Goal Setting Lesson Objective
The students will set a measurable goal, break it into two to three steps, and develop a written action plan to complete the goal.
Introduce Goal Setting With Oh, the Places You’ll Go!
The teacher begins the lesson by asking the students what types of goals kids their age can accomplish. The students generate ideas and give each other feedback on the goals. The teacher asks the class to start to think about something they want to accomplish as she reads them a story by Dr. Seuss.
The teacher reads Oh, the Places You’ll Go! to the students. She pauses briefly to ask questions such as, “What Dr. Seuss is talking about here?” and “When have you ever felt like that?” The students discuss the story and its message, rereading passages of the book as needed. The teacher will show the students a roadmap graphic and talk about how accomplishing a goal is like taking the journey in the book.
Use the Roadmap to Set Goals and Develop an Action Plan
The teacher tells the class that they are going to use the roadmap to set and goal and develop a plan to accomplish it. She explains that accomplishing a goal isn’t easy so they are going to set themselves up for success by taking Dr. Seuss’ advice. The students pair up and choose a goal for themselves that they can accomplish in a short period of time such as a month. The students give each other feedback and assistance regarding the feasibility of the goal and what types of things each would need to do to make it a reality.

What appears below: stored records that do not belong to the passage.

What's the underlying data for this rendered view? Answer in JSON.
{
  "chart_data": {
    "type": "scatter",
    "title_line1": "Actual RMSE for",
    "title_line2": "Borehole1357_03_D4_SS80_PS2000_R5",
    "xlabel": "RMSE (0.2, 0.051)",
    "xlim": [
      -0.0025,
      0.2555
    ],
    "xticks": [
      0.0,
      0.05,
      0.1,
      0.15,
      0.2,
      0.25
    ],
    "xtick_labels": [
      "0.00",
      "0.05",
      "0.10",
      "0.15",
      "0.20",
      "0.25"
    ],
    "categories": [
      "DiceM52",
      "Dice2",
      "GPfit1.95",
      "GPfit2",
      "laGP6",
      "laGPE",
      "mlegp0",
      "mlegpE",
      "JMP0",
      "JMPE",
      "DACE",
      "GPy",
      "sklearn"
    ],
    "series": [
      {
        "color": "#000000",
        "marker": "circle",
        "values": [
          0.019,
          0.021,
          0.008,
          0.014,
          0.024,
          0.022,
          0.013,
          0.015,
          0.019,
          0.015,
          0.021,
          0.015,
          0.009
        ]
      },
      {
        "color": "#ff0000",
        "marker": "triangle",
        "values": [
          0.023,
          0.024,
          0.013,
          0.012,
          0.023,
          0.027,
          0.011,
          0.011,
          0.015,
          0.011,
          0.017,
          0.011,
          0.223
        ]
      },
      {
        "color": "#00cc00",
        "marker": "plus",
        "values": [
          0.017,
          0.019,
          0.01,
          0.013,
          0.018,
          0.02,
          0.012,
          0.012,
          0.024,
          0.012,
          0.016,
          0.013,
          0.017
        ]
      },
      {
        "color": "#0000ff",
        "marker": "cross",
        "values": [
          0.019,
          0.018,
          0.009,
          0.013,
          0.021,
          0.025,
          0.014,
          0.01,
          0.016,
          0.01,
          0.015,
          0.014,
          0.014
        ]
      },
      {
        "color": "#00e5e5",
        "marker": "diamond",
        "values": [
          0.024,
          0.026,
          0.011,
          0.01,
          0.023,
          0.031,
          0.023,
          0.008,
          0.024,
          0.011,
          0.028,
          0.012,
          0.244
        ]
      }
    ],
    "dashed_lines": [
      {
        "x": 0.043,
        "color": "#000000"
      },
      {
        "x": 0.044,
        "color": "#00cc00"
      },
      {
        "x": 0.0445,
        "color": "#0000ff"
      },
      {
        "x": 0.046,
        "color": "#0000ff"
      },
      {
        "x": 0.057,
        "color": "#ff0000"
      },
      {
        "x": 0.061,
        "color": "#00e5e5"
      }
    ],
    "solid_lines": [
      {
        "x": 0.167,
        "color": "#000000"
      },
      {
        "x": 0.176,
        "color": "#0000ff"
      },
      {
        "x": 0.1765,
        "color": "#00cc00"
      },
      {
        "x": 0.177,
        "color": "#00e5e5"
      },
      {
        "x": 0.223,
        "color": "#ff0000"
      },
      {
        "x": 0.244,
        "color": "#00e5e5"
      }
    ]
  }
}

After the teacher checks the goals the students have she asks them to break each goal into two or three smaller steps. She gives the students a sample goal and has the class demonstrate how to break it into small steps. Once they understand what to do the students work with their partner to determine the steps needed to accomplish their personal goals.
The teacher refers back to Oh, the Places You’ll Go! and asks the students to recall Dr. Seuss talking about being left in the Lurch, rereading the section if necessary. The teacher talks about how when you are trying to accomplish a goal you sometimes hit snags or problems. She explains that the best way to overcome these set-backs is to have a plan or strategy to deal with them. The teacher illustrates her point with an example of a time she was in the “Lurch”, the “Slump”, or “the Waiting Place” and what she did to keep moving toward her goal. The students work with their partner to record one or two possible strategies they could use when the “Bang-ups and “Hang-ups” happen to them.
The students add their goal, steps, and strategy to deal with set-backs to the roadmap graphic organizer. The students work toward accomplishing the goal documenting their progress on the roadmap. The kids meet with their partners weekly to discuss which step they are on and any issues they are having. At the end of the time period the class meets as a whole to evaluate their goal-setting assignment and summarize what they have learned.
Oh, the Places You’ll Go! is an ideal vehicle to teach students how to set and accomplish goals. Dr. Seuss wrote the speech to talk to graduates about life’s journeys and what can happen along the way so it is a very effective tool for talking about goal achievement. Kids will have lots of fun learning about planning ahead and breaking large goals into manageable parts.